Metadata-Version: 2.4
Name: xoryaml
Version: 0.2.0
Classifier: Programming Language :: Python
Classifier: Programming Language :: Rust
Classifier: Programming Language :: Python :: 3.9
Classifier: Programming Language :: Python :: 3.10
Classifier: Programming Language :: Python :: 3.11
Classifier: Programming Language :: Python :: 3.12
Classifier: Programming Language :: Python :: 3.13
Classifier: Development Status :: 3 - Alpha
Classifier: Operating System :: Microsoft :: Windows
Classifier: Operating System :: POSIX :: Linux
Classifier: Operating System :: MacOS
Classifier: Typing :: Typed
Requires-Dist: pytest ; extra == 'test'
Requires-Dist: tzdata ; extra == 'test'
Requires-Dist: pyyaml ; extra == 'bench'
Requires-Dist: pytest-benchmark ; extra == 'bench'
Requires-Dist: xoryaml[test] ; extra == 'bench'
Provides-Extra: test
Provides-Extra: bench
License-File: LICENSE
Summary: yaml serializer and deserializer backed by yaml_rust2
Keywords: 
Author: jessekv
License: MIT
Requires-Python: >=3.9, <4
Description-Content-Type: text/markdown; charset=UTF-8; variant=GFM
Project-URL: homepage, https://github.com/jessekv/xoryaml
Project-URL: repository, https://github.com/jessekv/xoryaml

# xoryaml

## Why?

Yet Another YAML library for Python ;)

I wanted a memory-safe and reasonably fast YAML library that could handle
`datetime` types. It takes inspiration (as well as a bit of the test suite)
from [orjson](https://github.com/ijl/orjson).

## Demo

```python
@dataclasses.dataclass
class YAYAMLModule:
    name: str
    released: datetime.datetime
    tuples: tuple[str, str]
    sets: set[str]
    dicts: dict[int, str]

module = YAYAMLModule(
    "xoryaml",
    released=datetime.datetime.now(datetime.timezone.utc),
    tuples=("supported", "of course"),
    sets={"why", "not?"},
    dicts={1: "No,", 2: "fíjate."},
)
print(xoryaml.dumps(module))
# ---
# name: xoryaml
# released: "2025-03-08T17:01:14.569027Z"
# tuples:
#   - supported
#   - of course
# sets:
#   - not?
#   - why
# dicts:
#   1: "No,"
#   2: fíjate.
print(xoryaml.loads(xoryaml.dumps(module)))
# {
#     "name": "xoryaml",
#     "released": "2025-03-08T17:01:14.569027Z",
#     "tuples": ["supported", "of course"],
#     "sets": ["why", "not?"],
#     "dicts": {1: "No,", 2: "fíjate."},
# }
```

In addition to datetimes, dataclasses, sets, and tuples are automatically
handled. You don't need to pass any settings for these to work. On the other
hand, you don't get any other settings either ;)
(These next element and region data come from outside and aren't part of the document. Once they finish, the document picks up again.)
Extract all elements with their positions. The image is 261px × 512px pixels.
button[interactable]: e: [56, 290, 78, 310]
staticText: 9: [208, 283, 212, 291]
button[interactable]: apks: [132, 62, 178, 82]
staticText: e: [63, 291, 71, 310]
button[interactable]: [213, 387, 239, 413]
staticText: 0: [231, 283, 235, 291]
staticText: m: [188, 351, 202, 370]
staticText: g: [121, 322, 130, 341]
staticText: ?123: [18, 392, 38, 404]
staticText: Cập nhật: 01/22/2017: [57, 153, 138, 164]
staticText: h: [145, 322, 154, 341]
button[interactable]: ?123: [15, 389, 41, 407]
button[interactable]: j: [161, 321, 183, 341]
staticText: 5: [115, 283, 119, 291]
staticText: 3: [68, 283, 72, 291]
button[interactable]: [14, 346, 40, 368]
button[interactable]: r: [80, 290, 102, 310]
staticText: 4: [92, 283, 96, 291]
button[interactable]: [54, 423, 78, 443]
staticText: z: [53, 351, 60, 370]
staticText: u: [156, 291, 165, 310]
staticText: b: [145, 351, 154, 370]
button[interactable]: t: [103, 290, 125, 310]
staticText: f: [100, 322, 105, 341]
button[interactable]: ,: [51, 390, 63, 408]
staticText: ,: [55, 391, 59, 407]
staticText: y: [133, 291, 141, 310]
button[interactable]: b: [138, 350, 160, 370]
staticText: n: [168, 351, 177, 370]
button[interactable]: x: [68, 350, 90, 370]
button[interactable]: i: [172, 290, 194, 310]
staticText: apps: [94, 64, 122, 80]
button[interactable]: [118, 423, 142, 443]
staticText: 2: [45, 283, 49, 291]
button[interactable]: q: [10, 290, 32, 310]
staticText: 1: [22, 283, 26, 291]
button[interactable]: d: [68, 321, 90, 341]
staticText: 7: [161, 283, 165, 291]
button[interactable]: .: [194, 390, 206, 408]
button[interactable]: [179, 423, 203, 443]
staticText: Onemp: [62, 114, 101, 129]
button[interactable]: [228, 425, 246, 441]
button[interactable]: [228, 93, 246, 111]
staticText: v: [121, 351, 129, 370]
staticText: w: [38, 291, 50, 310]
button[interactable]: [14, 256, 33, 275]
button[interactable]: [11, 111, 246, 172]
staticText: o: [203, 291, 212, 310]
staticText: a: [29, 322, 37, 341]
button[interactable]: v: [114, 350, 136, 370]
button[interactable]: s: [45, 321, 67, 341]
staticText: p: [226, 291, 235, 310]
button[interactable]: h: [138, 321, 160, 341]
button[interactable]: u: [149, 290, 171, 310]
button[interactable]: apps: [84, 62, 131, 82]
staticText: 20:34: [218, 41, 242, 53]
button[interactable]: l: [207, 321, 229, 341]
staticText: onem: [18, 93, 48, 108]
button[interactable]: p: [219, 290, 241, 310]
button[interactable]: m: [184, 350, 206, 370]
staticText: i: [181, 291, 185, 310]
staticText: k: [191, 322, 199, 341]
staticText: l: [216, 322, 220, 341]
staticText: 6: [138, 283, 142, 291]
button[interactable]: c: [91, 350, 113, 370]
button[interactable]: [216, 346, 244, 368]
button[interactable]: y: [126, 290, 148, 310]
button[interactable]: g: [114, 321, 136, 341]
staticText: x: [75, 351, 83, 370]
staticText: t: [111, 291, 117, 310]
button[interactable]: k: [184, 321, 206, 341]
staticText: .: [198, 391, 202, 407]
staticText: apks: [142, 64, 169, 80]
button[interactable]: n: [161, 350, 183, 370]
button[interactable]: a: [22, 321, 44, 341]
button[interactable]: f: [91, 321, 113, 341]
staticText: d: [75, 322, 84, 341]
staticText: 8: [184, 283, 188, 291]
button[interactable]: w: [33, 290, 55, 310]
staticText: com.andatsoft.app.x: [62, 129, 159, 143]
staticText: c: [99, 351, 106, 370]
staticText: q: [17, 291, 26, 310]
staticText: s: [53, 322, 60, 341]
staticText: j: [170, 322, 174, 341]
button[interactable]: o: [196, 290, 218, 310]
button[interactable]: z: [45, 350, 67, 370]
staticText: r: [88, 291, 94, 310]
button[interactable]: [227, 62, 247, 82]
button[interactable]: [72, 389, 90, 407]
If you want to restore the parsed data into python data structures, I highly
recommend [pydantic](https://docs.pydantic.dev/latest/).

```python
validator = pydantic.TypeAdapter(YAYAMLModule).validator.validate_python
print(validator(xoryaml.loads(xoryaml.dumps(module))))
# YAYAMLModule(
#     name="xoryaml",
#     released=datetime.datetime(2025, 3, 08, 17, 1, 14, 569027, tzinfo=TzInfo(UTC)),
#     tuples=("supported", "of course"),
#     sets={"not?", "why"},
#     dicts={1: "No,", 2: "fíjate."},
# )
```

## Thanks

This project would not be possible without:

- [pyo3](https://pyo3.rs/): Rust-python interop
- [yaml-rust2](https://github.com/ethiraric/yaml-rust2): Pure Rust YAML impl
- [orjson](https://github.com/ijl/orjson): Parts of test suite
- [ryaml](https://github.com/emmatyping/ryaml): Parts of test suite
- [speedate (pydantic)](https://github.com/pydantic/speedate): Date formatting


## Dev install
- Install [uv](https://docs.astral.sh/uv/getting-started/installation/)
- Install maturin: `uv tool install maturin`
- Make a venv `uv venv`
- Activate the venv `source .venv/bin/activate`
- Build and install `uv pip install -e '.[bench]'`
- Optional: build release `maturin develop --release`
- Run tests `pytest`

In order to keep the interface to native code as simple as possible, I have
implemented part of the interface in Python. Not sure if this is a bad idea, but
it seems to work fine? Let me know if otherwise.